A Quiet Belief in Angels

‘But he isn’t Steinbeck or Hemingway, so why does he write like that?

Do we like contemporary novels to remind us of past writers we admire? When does too literary a style detract from a crime novel? These points are relevant to a discussion of RJ Ellory’s A Quiet Belief in Angels.

The crime reading group were all agreed this was is not a traditional crime story or thriller, and some thought it too long. At times compelling, it covers events in the life of the narrator over a period of about thirty years, moving from the American South to New York.
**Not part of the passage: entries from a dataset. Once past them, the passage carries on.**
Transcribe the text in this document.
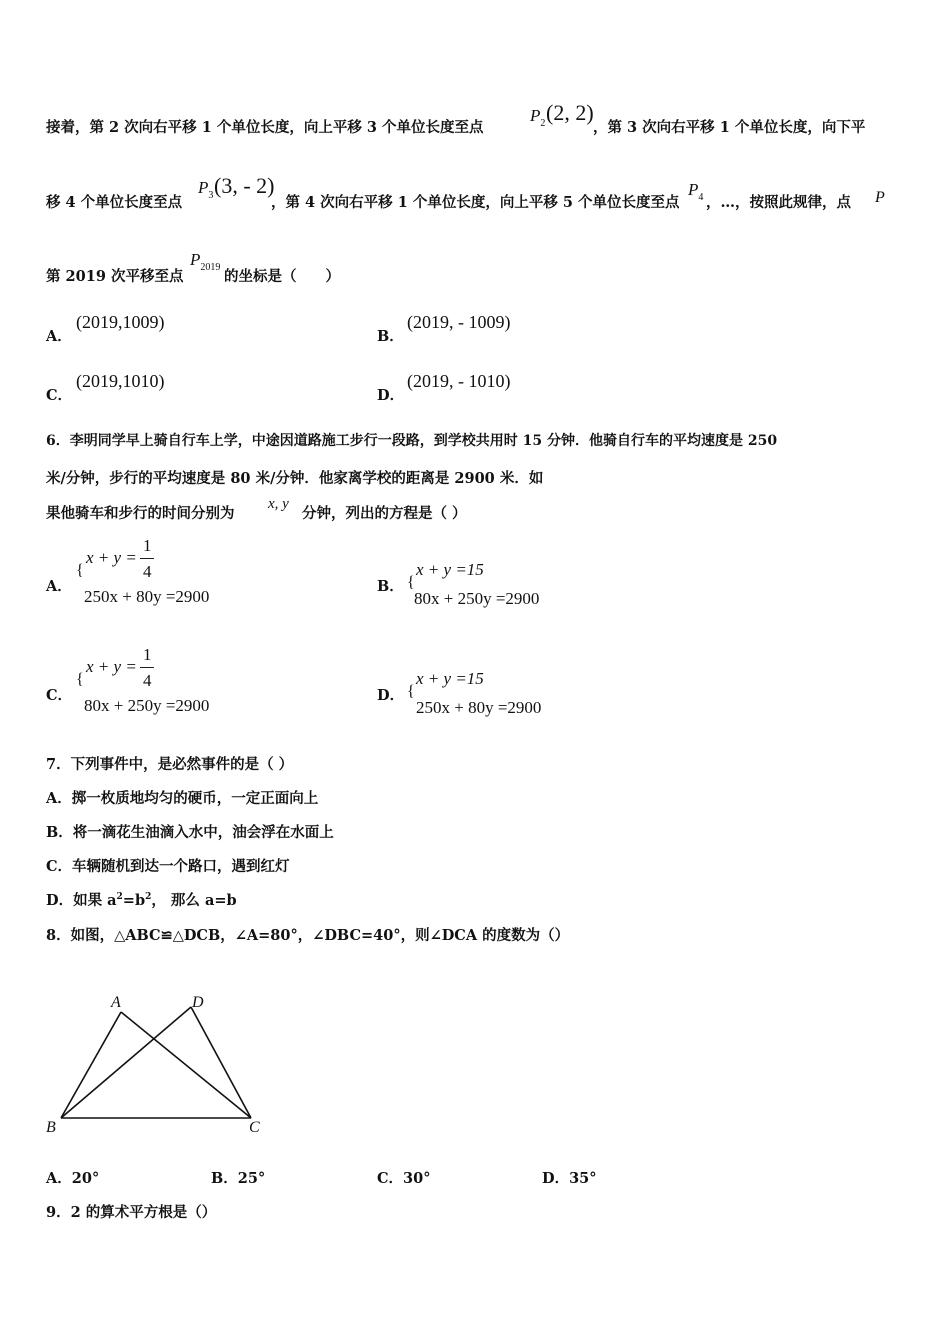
接着，第 2 次向右平移 1 个单位长度，向上平移 3 个单位长度至点
$P_2$ (2, 2)
，第 3 次向右平移 1 个单位长度，向下平
移 4 个单位长度至点
$P_3$ (3, - 2)
，第 4 次向右平移 1 个单位长度，向上平移 5 个单位长度至点
$P_4$ ，…，按照此规律，点 P
第 2019 次平移至点
$P_{2019}$
的坐标是（　　）
A．
(2019,1009)
B．
(2019, - 1009)
C．
(2019,1010)
D．
(2019, - 1010)
6．李明同学早上骑自行车上学，中途因道路施工步行一段路，到学校共用时 15 分钟．他骑自行车的平均速度是 250
米/分钟，步行的平均速度是 80 米/分钟．他家离学校的距离是 2900 米．如
果他骑车和步行的时间分别为
x, y
分钟，列出的方程是（ ）
A．
{
x + y =
1
4
250x + 80y =2900
B． {
x + y =15
80x + 250y =2900
C．
{
x + y =
1
4
80x + 250y =2900
D． {
x + y =15
250x + 80y =2900
7．下列事件中，是必然事件的是（ ）
A．掷一枚质地均匀的硬币，一定正面向上
B．将一滴花生油滴入水中，油会浮在水面上
C．车辆随机到达一个路口，遇到红灯
D．如果 $a^2=b^2$， 那么 a=b
8．如图，△ABC≌△DCB，∠A=80°，∠DBC=40°，则∠DCA 的度数为（）
A	D
B	C
A．20°	B．25°	C．30°	D．35°
9．2 的算术平方根是（）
Sections are introduced in what is almost a cliché format of American crime novel narrative – a dying protagonist looks at the man he has just killed and recalls the events that brought him to this point

Thirty years before, ten year old Joseph Vaughan was singled out by his teacher in Augusta Falls, Georgia, as a young man with a great future as a writer. She introduced him to Steinbeck and the American classics, to which the style and themes of the book pay homage: Faulkner, Salinger, and Auster are all echoed in the assured, densely written text. The writer’s great strength is an ability to evoke atmosphere.

The consequences of WW2 in Europe and a series of brutal child murders set Joseph on a path of suffering and loss.

A series of child murders baffle the local sheriffs. Joseph, a classmate of the early victims, resolves to catch the killer. Like Salinger’s Holden Caulfield, he is a self-appointed ‘Guardian’, first as the leader of a group of boys and later as an adult, long after the community has decided to bury the past and its memories. His unwavering resolve and courage are matched with a sensitivity that finds an outlet in writing. That and his complex personal life distract him.

As Joseph makes a move from small-town America to Bohemian Brooklyn, the number and importance of themes, including links between secrecy and mental instability, romantic love, suffering and injustice threaten to bewilder the reader. When Joseph seems to have escaped the suffocating atmosphere of Augusta Falls only to meet with fresh tragedy, the story seems repetitious, the odds stacked too heavily against him.

In a way the indulgence in a rambling narrative detracts from the interest in the crimes. It’s to the author’s credit that it does keep you guessing until the very end and the last fifty or so pages are riveting. For me the literary style was a plus, but I could understand the objections raised by other members of the group. Hopefully we won't have too many problems with the next choice, a novel by Raymond Chandler.